Pit bulls reportedly killed Labrador retriever Saturday

— Two pit bulls were euthanized Monday after they reportedly attacked and killed a black Labrador retriever as its owner walked it in downtown Oak Creek on Saturday morning.

The pit bulls, a male and a female about two years old, reportedly escaped a house near the corner of Nancy Crawford Boulevard and Sharp Avenue and attacked the 12-year-old Lab. The Lab was reportedly on a leash at the time.

Oak Creek resident Shane Antyr said he was in his apartment that overlooks the intersection at the time of the attack.

"All hell broke loose," he said.

He went down to the street and tried to push the pit bulls away but said he "knew there wasn't much we could do."

Antyr said another neighbor passed him a hockey stick, and he hit the dogs in an attempt to drive them away. All three dogs ran away, and the lab's owner followed it to a house where they used to live.

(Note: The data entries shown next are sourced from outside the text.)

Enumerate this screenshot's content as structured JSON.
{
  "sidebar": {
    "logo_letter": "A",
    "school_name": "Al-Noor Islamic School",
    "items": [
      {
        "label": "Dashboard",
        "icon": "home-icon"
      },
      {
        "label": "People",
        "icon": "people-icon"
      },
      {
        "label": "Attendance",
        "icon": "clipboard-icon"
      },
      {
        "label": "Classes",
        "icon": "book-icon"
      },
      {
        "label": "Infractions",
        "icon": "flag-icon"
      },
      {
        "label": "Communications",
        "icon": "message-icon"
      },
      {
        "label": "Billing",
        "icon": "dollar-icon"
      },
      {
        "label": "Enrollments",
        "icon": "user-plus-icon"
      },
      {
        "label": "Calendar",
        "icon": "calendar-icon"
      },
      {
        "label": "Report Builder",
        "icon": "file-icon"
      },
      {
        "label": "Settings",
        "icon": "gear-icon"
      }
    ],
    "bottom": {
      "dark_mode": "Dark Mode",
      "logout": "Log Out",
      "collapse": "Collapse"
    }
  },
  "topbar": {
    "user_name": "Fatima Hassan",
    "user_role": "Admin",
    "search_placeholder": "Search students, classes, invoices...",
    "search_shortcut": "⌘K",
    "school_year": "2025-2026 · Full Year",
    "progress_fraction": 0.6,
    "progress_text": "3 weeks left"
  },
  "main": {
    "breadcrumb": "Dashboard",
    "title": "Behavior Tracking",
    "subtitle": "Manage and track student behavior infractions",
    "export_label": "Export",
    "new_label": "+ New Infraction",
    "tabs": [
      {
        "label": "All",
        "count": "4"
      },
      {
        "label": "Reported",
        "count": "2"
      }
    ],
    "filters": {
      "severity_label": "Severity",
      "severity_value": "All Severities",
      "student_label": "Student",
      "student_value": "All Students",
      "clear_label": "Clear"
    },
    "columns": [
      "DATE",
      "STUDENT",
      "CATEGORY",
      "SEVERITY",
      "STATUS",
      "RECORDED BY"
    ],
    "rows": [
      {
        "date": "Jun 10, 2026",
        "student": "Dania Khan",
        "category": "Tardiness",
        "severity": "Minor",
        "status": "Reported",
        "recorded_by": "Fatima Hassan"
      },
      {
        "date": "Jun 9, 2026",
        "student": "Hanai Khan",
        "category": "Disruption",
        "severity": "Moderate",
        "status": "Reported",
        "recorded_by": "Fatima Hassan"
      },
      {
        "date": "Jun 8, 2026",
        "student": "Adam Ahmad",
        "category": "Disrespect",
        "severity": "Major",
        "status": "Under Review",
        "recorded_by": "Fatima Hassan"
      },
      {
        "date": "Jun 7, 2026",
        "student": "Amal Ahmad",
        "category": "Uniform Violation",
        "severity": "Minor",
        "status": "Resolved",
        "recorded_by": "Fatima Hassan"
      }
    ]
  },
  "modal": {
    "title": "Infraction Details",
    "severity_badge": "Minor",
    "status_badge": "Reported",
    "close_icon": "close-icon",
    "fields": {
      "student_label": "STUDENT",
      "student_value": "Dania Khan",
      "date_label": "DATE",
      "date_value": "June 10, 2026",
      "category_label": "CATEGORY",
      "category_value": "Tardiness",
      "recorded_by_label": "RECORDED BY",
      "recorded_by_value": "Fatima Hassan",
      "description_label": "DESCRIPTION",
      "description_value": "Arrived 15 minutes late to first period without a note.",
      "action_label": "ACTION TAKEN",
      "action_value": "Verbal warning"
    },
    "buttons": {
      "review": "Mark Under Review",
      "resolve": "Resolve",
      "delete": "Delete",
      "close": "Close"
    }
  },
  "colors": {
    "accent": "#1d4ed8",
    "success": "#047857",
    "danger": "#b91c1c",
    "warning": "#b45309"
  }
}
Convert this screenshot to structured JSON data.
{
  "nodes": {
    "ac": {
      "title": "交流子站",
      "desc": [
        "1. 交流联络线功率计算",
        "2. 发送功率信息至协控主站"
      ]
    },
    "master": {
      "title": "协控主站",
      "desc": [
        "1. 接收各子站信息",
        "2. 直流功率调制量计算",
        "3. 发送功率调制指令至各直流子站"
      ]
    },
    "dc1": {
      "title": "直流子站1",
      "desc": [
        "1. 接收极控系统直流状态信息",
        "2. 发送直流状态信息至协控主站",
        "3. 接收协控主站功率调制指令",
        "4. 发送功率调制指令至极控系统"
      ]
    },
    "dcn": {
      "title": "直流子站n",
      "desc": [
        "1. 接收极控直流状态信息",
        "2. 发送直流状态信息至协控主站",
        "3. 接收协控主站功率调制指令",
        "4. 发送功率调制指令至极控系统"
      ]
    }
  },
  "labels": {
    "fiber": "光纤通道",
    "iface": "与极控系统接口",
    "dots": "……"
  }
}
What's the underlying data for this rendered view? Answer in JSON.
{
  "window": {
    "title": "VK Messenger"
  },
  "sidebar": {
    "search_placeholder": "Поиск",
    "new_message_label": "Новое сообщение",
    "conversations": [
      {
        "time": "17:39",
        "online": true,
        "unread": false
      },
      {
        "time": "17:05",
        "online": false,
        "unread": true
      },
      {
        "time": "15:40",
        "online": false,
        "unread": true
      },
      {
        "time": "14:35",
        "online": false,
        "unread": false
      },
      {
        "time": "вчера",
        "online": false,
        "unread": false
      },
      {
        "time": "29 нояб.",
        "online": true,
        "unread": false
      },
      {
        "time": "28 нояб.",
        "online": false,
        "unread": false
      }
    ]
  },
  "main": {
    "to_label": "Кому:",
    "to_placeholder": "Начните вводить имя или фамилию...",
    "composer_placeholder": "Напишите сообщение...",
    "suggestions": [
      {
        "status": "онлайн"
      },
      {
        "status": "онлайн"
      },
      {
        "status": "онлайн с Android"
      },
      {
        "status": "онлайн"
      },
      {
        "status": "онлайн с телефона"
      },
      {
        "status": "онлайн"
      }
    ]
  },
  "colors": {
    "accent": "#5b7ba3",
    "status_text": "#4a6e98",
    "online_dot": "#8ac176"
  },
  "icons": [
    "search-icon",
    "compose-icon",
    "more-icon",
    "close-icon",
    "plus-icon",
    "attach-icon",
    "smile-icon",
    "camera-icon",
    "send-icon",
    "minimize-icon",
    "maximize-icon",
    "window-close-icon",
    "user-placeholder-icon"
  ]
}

"When the dog's owner came back here, he was very distraught," Antyr said.

He called 911 and helped the lab's owner call a friend, who took the owner and dog to a vet. The Lab later was put down because of its injuries.

Oak Creek Police Department officer Eileen Rossi said she received a report of a dog attack in town but did not know the extent of it. She and another officer responded early Saturday afternoon. Rossi said she talked to Ryan Hunter, the owner of the pit bulls, and he voluntarily gave up the dogs. She issued him a ticket for a dog at large and a summons for the equivalent of having a vicious dog.

"They were cooperative," Rossi said about the pit bulls' owners. "With the drama of the situation, they didn't want to keep the dogs either."

Steamboat Springs Animal Shelter manager Molly Waters said the pit bulls were the fifth and sixth dogs this year to be euthanized because of their temperament. The other dogs included a pit bull, a heeler, an Australian shepherd and a boxer. The other four dogs were at the shelter awaiting adoption when shelter workers decided they were a public risk. Four dogs were euthanized because of temperament in 2009.

Waters said it was hard to euthanize the dogs because they were otherwise healthy. She said she finds pit bulls are no more likely to be aggressive than other breeds.

"I would say that it just depends on how they're raised, and we don't see pit bulls being more aggressive or dangerous than other breeds," she said. "The pits, they just want to please their owner. That's why they make good fighting dogs, so if you raise them right, they're just wonderful pets."

There are no breed-specific ordinances directed at pit bulls or other breeds in Routt County, Waters said.

Rossi said the two pit bulls reportedly caused minor injuries to another dog earlier this year, but the other dog's owner declined to press charges. She said there were no other legal complaints against the dogs or their owners.

Oak Creek resident Joni Rutledge said she walked her dogs in the morning and evening Saturday at the same corner but didn't hear about the attack until later.

"If I would have been walking my two — I have a little corgi and a blue heeler — if I had been walking on that corner it could have been me," she said.

Rutledge said she had seen and heard the pit bulls before, but they were usually kept in the house.

A phone number for Hunter could not be located Tuesday.